Foto: Karsten Mentasti

„Vorträge über den früheren Flughafen Broitzem erzeugen immer viel Interesse“, weiß Broitzems Heimatpfleger Dieter Heitefuß. Jetzt gibt es endlich ein Buch über den „Flugplatz Braunschweig-Broitzem 1915 – 1945“, der in 30 Jahren des Bestehens als Verkehrsflughafen, Flugschule und militärischer Fliegerhorst genutzt wurde.

Das Buch wurde im Verlag Uwe Krebs veröffentlicht, Herausgeber ist der Braunschweigische Landesverein Geschichte-Heimat-Natur, dessen Vorsitzender Heitefuß ist. Es ist in allen Braunschweiger Buchhandlungen für 19,95 Euro erhältlich, allerdings wurde nur eine Auflage von 500 Exemplaren gedruckt.

Autor des 208 Seiten starken Druckwerkes, das einige bislang unbekannte Fakten zutage bringt und viele bisher unveröffentlichte Fotos zeigt, ist Dietrich Hummel, ehemaliger Leiter des Instituts für Strömungsmechanik der Technischen Universität. Schon während seiner Schulzeit in Baden-Württemberg widmete er sich dem Flugsport, 1958 kam er als Student nach Braunschweig, blieb der Stadt treu. 1972 wurde er hier zum Professor ernannt. Für die mittlerweile aus acht Bänden bestehende Reihe „Die Braunschweiger Luftfahrt“ hat der heute 83-Jährige zwei weitere Bücher geschrieben, darunter 2014 über den Luftsport in der Region.

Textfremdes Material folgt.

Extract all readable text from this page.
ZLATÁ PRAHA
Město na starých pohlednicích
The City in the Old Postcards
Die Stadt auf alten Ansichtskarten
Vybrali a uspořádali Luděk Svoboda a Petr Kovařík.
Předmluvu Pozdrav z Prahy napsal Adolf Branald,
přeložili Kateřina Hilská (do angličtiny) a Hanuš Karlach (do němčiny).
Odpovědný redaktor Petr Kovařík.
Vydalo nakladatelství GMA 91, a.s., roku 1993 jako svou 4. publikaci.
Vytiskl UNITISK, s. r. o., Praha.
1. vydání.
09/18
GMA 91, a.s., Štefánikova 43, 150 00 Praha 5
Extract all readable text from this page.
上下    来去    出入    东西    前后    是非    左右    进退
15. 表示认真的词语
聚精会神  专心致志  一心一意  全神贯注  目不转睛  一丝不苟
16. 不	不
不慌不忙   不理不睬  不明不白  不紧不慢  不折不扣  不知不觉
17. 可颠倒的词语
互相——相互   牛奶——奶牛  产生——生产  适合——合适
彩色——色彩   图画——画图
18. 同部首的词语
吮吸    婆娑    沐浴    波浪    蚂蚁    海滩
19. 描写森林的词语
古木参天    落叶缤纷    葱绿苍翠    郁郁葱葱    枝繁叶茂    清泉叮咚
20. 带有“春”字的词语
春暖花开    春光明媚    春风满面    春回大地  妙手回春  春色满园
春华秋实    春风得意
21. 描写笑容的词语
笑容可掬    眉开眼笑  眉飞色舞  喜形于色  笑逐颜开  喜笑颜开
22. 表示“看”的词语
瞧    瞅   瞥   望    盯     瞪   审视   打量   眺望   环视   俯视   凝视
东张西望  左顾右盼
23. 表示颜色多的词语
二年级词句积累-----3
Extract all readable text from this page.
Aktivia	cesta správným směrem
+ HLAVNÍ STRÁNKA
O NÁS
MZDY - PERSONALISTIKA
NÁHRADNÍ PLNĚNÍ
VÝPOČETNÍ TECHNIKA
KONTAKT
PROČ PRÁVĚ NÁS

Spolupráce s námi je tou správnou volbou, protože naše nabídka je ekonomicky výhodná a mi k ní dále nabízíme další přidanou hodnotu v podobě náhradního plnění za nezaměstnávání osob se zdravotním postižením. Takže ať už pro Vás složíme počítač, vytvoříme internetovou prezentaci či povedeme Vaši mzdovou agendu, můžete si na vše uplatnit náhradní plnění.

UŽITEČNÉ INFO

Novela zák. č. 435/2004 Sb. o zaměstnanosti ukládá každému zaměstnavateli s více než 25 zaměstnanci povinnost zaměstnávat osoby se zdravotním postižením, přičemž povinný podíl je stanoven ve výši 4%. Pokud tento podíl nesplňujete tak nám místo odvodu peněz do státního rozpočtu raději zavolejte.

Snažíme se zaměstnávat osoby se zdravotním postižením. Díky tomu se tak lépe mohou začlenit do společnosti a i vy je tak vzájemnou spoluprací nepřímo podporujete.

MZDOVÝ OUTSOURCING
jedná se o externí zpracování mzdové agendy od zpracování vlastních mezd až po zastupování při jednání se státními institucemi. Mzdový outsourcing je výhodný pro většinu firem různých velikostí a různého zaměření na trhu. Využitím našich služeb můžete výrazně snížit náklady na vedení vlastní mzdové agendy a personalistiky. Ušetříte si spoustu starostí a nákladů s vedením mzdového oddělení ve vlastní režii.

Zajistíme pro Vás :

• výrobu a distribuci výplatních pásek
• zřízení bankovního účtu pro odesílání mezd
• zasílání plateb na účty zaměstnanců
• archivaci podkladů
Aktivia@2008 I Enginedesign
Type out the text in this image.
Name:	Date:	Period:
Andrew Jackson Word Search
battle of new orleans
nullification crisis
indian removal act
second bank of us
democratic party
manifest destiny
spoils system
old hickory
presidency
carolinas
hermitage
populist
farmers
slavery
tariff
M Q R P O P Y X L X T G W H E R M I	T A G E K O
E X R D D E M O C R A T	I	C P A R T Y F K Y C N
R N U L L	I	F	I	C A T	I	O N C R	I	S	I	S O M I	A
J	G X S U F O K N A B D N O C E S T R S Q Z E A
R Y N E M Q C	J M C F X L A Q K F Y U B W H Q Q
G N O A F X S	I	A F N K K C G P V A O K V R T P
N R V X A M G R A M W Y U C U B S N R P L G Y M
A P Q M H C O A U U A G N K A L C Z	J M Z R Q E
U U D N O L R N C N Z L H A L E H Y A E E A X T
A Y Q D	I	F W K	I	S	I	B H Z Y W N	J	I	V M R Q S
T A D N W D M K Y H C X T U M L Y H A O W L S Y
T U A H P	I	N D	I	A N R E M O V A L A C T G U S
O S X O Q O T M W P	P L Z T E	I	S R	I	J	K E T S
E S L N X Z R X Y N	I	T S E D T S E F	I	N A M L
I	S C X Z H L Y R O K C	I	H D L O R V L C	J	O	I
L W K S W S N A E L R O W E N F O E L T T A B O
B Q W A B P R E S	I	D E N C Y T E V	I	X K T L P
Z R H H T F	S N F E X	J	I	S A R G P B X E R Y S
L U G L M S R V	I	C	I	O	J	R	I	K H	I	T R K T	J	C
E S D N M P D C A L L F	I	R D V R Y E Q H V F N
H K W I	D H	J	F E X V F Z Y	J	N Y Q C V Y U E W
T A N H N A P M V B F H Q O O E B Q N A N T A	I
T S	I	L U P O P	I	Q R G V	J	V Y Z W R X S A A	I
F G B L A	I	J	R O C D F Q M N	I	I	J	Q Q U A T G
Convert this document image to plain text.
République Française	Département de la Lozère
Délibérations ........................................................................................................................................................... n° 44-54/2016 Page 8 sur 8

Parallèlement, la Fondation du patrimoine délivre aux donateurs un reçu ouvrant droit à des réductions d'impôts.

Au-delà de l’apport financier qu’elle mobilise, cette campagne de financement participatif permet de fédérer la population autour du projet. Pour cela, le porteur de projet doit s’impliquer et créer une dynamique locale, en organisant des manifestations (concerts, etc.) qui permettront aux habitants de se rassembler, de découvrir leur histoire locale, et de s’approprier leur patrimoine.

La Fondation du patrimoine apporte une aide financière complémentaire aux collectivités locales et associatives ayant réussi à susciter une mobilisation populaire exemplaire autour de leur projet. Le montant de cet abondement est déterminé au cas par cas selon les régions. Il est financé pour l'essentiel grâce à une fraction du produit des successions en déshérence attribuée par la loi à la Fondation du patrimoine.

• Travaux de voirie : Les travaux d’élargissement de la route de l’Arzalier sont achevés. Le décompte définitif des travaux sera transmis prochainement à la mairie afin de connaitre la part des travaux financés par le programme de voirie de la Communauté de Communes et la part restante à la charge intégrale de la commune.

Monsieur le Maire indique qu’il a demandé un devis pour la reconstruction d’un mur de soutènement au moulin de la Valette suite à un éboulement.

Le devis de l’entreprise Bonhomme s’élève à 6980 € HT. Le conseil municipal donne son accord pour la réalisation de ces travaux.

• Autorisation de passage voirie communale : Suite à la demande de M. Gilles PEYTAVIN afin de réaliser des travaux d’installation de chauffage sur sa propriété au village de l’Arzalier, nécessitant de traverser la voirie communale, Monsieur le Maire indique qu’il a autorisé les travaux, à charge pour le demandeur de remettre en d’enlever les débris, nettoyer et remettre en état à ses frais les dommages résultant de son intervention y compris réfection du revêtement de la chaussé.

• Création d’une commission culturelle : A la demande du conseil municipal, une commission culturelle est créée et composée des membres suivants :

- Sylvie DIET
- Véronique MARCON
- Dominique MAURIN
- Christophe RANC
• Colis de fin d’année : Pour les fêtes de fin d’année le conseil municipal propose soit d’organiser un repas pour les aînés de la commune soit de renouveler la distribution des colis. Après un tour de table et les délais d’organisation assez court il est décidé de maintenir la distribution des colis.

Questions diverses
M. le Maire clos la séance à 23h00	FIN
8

In acht Kapiteln stellt Hummel zunächst alle Flugplätze vor, die es in Braunschweig gab, bevor er sich detailliert der Geschichte des Flughafens Broitzems widmet. Dieser entstand 1915 nördlich des Dorfes Broitzem auf der Feld- und Wiesenflur. Heute steht dort die Weststadt.

Eine Landebahn, so wie sie heute für Militär- und Verkehrsflugzeuge unabdingbar scheint, gab es übrigens nur für gut einen Monat, eingerichtet durch US-Besatzer, bevor die Engländer nach Übernahme des Flughafens ab Juni 1945 begannen, fast alles, was zum Flughafen gehörte, zu zerstören oder abzutransportieren. Vorher landeten auch größere Flugzeuge auf der Grasnarbe.

Zu den überraschenden Erkenntnissen, auf die Hummel während seiner Recherchen gestoßen ist, gehört, dass ein Broitzemer Flieger entscheidend an der Revolution 1918, die zur Abdankung des Herzogs führte, beteiligt war. In einem anderen Kapitel zeigt er erstmals veröffentlichte Fotos der Fliegerschule, deren Verwaltungs- und Schulgebäude 1929 erbaut wurden. Heute hat der Kulturpunkt West in dem Gebäude seinen Sitz.